Tales of Xillia 2 constantly rewards you. Most battles conclude with levels gained, items found, skills unlocked, jobs completed, and (if not fully-earned) commendation for progress toward earning myriad titles. Outside of residential areas, there are items littering the fields and plenty of other incentives to go exploring such as, no joke, seeking all one hundred cats lost throughout the game. Within the cities, items are hidden inside random furniture, as is RPG tradition, and rooms exist containing block puzzles to challenge you for new gear. You’re rewarded for rescuing the aforementioned cats by gaining the ability, again no joke, to send the cats on missions to bring you more items. You’re even rewarded for making timely payments on a personal loan, a mechanic the game has you taking part in anyway as the means of unlocking new areas to explore.
Some design decisions are questionable, however. While finding items in the field is a breeze, thanks to bright, flashing lights or conspicuous loot bags signifying their presence, searching for items in towns can be a chore if you don’t want to miss anything. An interactive object is accompanied by a helpful icon over Ludger’s head, but walking into a solid barrier brings up a floating “no” symbol in the same place, so moving along the walls for the one bookcase in the entire facility that grants flavor text is marred by twenty false-positives. The game then keeps track of every location where you found something (including cats), which could be helpful going back later with a guide for things you’d missed, but is otherwise a useless feature. Also worth noting, the 2D animation for character conversation looks beautiful, but the 3D models sometimes act wonky and vibrate upon collision.
The menu system keeps track of everything, and you’re encouraged early on to explore it.
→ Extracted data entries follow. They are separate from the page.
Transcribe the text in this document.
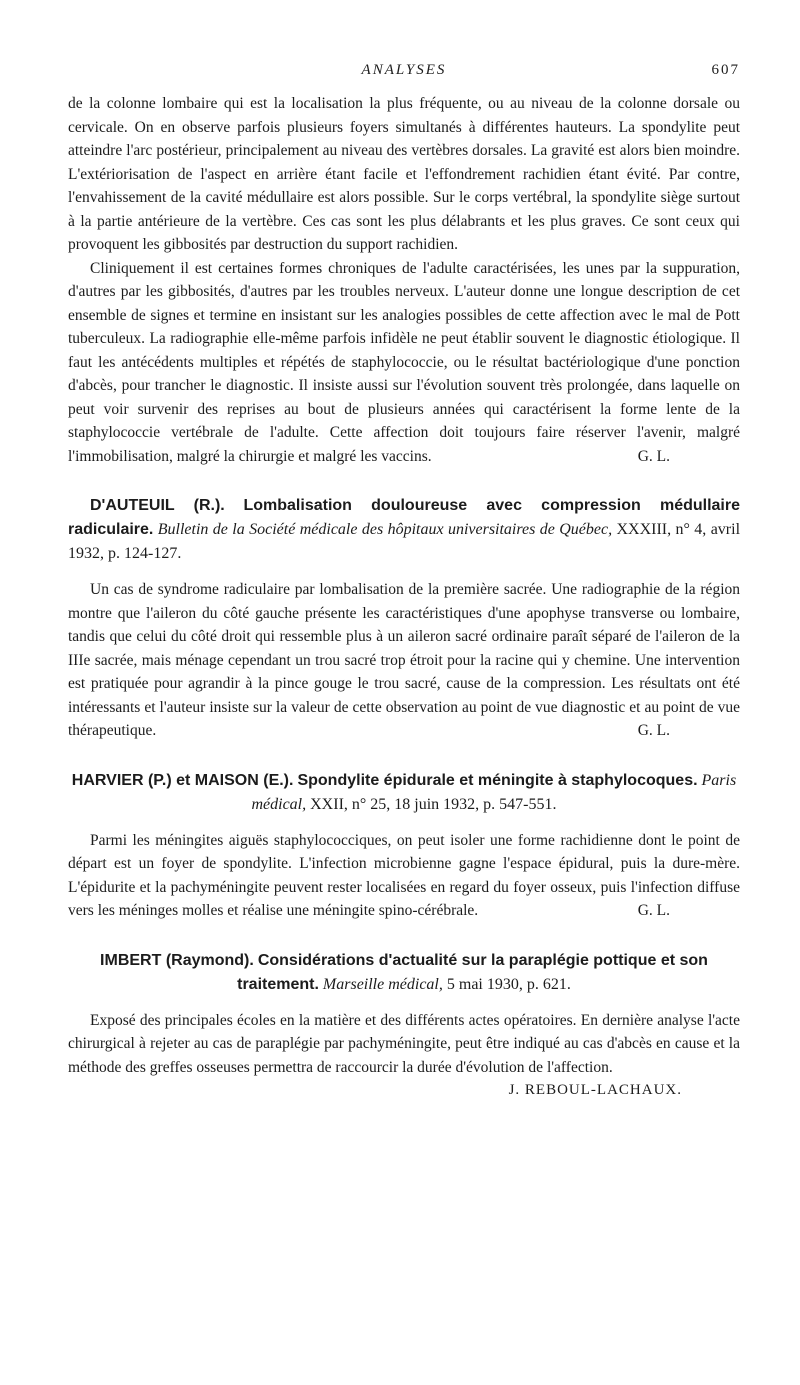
ANALYSES	607

de la colonne lombaire qui est la localisation la plus fréquente, ou au niveau de la colonne dorsale ou cervicale. On en observe parfois plusieurs foyers simultanés à différentes hauteurs. La spondylite peut atteindre l'arc postérieur, principalement au niveau des vertèbres dorsales. La gravité est alors bien moindre. L'extériorisation de l'aspect en arrière étant facile et l'effondrement rachidien étant évité. Par contre, l'envahissement de la cavité médullaire est alors possible. Sur le corps vertébral, la spondylite siège surtout à la partie antérieure de la vertèbre. Ces cas sont les plus délabrants et les plus graves. Ce sont ceux qui provoquent les gibbosités par destruction du support rachidien.

Cliniquement il est certaines formes chroniques de l'adulte caractérisées, les unes par la suppuration, d'autres par les gibbosités, d'autres par les troubles nerveux. L'auteur donne une longue description de cet ensemble de signes et termine en insistant sur les analogies possibles de cette affection avec le mal de Pott tuberculeux. La radiographie elle-même parfois infidèle ne peut établir souvent le diagnostic étiologique. Il faut les antécédents multiples et répétés de staphylococcie, ou le résultat bactériologique d'une ponction d'abcès, pour trancher le diagnostic. Il insiste aussi sur l'évolution souvent très prolongée, dans laquelle on peut voir survenir des reprises au bout de plusieurs années qui caractérisent la forme lente de la staphylococcie vertébrale de l'adulte. Cette affection doit toujours faire réserver l'avenir, malgré l'immobilisation, malgré la chirurgie et malgré les vaccins.	G. L.

D'AUTEUIL (R.). Lombalisation douloureuse avec compression médullaire radiculaire. Bulletin de la Société médicale des hôpitaux universitaires de Québec, XXXIII, n° 4, avril 1932, p. 124-127.

Un cas de syndrome radiculaire par lombalisation de la première sacrée. Une radiographie de la région montre que l'aileron du côté gauche présente les caractéristiques d'une apophyse transverse ou lombaire, tandis que celui du côté droit qui ressemble plus à un aileron sacré ordinaire paraît séparé de l'aileron de la IIIe sacrée, mais ménage cependant un trou sacré trop étroit pour la racine qui y chemine. Une intervention est pratiquée pour agrandir à la pince gouge le trou sacré, cause de la compression. Les résultats ont été intéressants et l'auteur insiste sur la valeur de cette observation au point de vue diagnostic et au point de vue thérapeutique.	G. L.

HARVIER (P.) et MAISON (E.). Spondylite épidurale et méningite à staphylocoques. Paris médical, XXII, n° 25, 18 juin 1932, p. 547-551.

Parmi les méningites aiguës staphylococciques, on peut isoler une forme rachidienne dont le point de départ est un foyer de spondylite. L'infection microbienne gagne l'espace épidural, puis la dure-mère. L'épidurite et la pachyméningite peuvent rester localisées en regard du foyer osseux, puis l'infection diffuse vers les méninges molles et réalise une méningite spino-cérébrale.	G. L.

IMBERT (Raymond). Considérations d'actualité sur la paraplégie pottique et son traitement. Marseille médical, 5 mai 1930, p. 621.

Exposé des principales écoles en la matière et des différents actes opératoires. En dernière analyse l'acte chirurgical à rejeter au cas de paraplégie par pachyméningite, peut être indiqué au cas d'abcès en cause et la méthode des greffes osseuses permettra de raccourcir la durée d'évolution de l'affection.

J. REBOUL-LACHAUX.
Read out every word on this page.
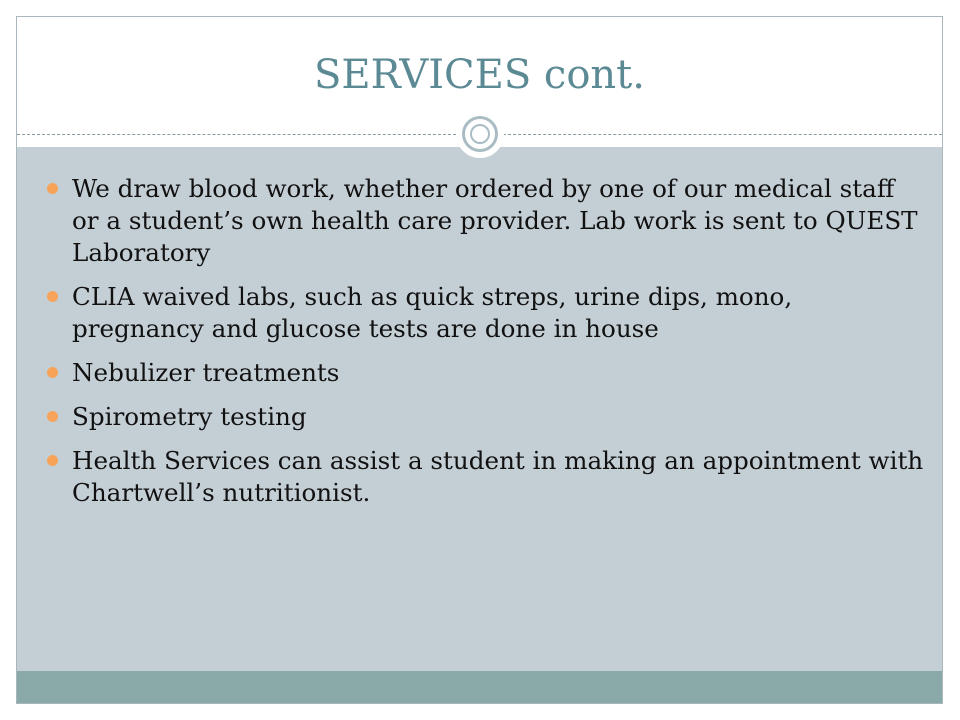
SERVICES cont.
We draw blood work, whether ordered by one of our medical staff or a student’s own health care provider. Lab work is sent to QUEST Laboratory
CLIA waived labs, such as quick streps, urine dips, mono, pregnancy and glucose tests are done in house
Nebulizer treatments
Spirometry testing
Health Services can assist a student in making an appointment with Chartwell’s nutritionist.
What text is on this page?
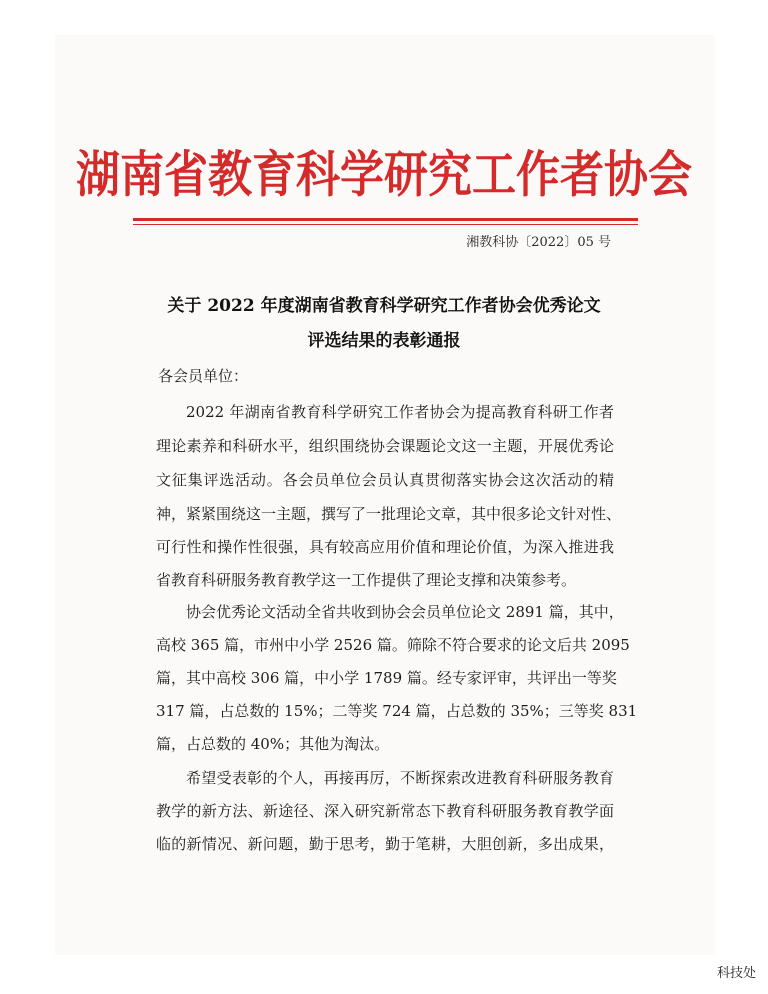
湖南省教育科学研究工作者协会
湘教科协〔2022〕05 号
关于 2022 年度湖南省教育科学研究工作者协会优秀论文
评选结果的表彰通报
各会员单位：
2022 年湖南省教育科学研究工作者协会为提高教育科研工作者
理论素养和科研水平，组织围绕协会课题论文这一主题，开展优秀论
文征集评选活动。各会员单位会员认真贯彻落实协会这次活动的精
神，紧紧围绕这一主题，撰写了一批理论文章，其中很多论文针对性、
可行性和操作性很强，具有较高应用价值和理论价值，为深入推进我
省教育科研服务教育教学这一工作提供了理论支撑和决策参考。
协会优秀论文活动全省共收到协会会员单位论文 2891 篇，其中，
高校 365 篇，市州中小学 2526 篇。筛除不符合要求的论文后共 2095
篇，其中高校 306 篇，中小学 1789 篇。经专家评审，共评出一等奖
317 篇，占总数的 15%；二等奖 724 篇，占总数的 35%；三等奖 831
篇，占总数的 40%；其他为淘汰。
希望受表彰的个人，再接再厉，不断探索改进教育科研服务教育
教学的新方法、新途径、深入研究新常态下教育科研服务教育教学面
临的新情况、新问题，勤于思考，勤于笔耕，大胆创新，多出成果，
科技处
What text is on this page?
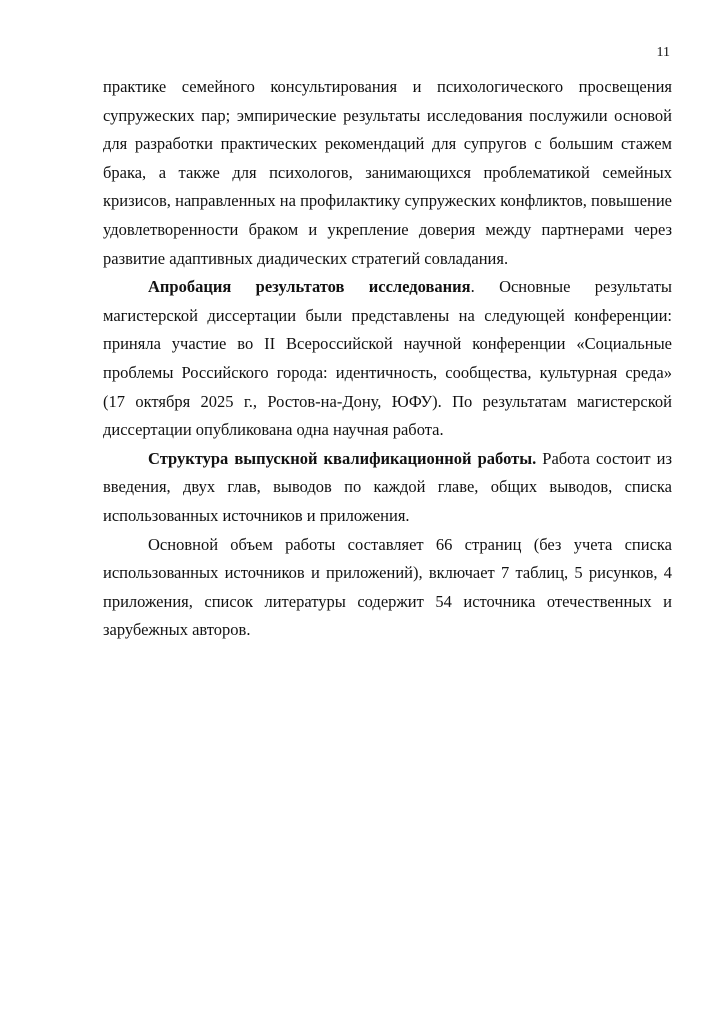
11

практике семейного консультирования и психологического просвещения супружеских пар; эмпирические результаты исследования послужили основой для разработки практических рекомендаций для супругов с большим стажем брака, а также для психологов, занимающихся проблематикой семейных кризисов, направленных на профилактику супружеских конфликтов, повышение удовлетворенности браком и укрепление доверия между партнерами через развитие адаптивных диадических стратегий совладания.

Апробация результатов исследования. Основные результаты магистерской диссертации были представлены на следующей конференции: приняла участие во II Всероссийской научной конференции «Социальные проблемы Российского города: идентичность, сообщества, культурная среда» (17 октября 2025 г., Ростов-на-Дону, ЮФУ). По результатам магистерской диссертации опубликована одна научная работа.

Структура выпускной квалификационной работы. Работа состоит из введения, двух глав, выводов по каждой главе, общих выводов, списка использованных источников и приложения.

Основной объем работы составляет 66 страниц (без учета списка использованных источников и приложений), включает 7 таблиц, 5 рисунков, 4 приложения, список литературы содержит 54 источника отечественных и зарубежных авторов.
You see where skits, optional conversations that occur between events, will be collected and counted. But Xillia 2 never tells you how or when to access them, so you’re likely to have missed a few before noticing the silent prompt in the lower left, instead of the flashier reward notices in the lower right. The Xillia encyclopedia is helpful for newcomers, but it focuses on details from the first game and omits characters Ludger knew from his past, the details the player would want in order to make informed decisions regarding his interaction with them. At least once, you’re asked to make a quick decision whom to defend from an attack, but have been given very little to go on.
There’s also the matter of Ludger’s floating somewhere between the Silent Protagonist and Hodor. While his not being fully voiced possibly makes him more relatable as the player’s avatar, the fact that he does speak a few words at a time while otherwise having Elle speak on his behalf makes him seem like a dullard, particularly in the end-of-battle congratulatory sequences. Had they gone fully one way or the other, it wouldn’t come across as so odd. That said, the rest of the cast is comprised of characters who feel very real. Their banter, mannerisms and, when appropriate, raw enthusiasm make them a joy to have along for the journey. Even Elle, who could easily have been the obnoxious kid sidekick, managed to prove quite likeable and realistic.
Head out, and find those cats!
Tales of Xillia 2 allows you to explore a beautiful and well-crafted world. Its locales, history, politics, and characters are a joy to investigate and experience. The battles start off simple but become rather robust and fun as complexities are added. The progression offers enough choices to avoid feeling linear, and the limiting factors are implemented sensibly. I can’t say how it compares to other Tales games, but Tales of Xillia 2 proved itself an enjoyable RPG and a fine entry point to the series.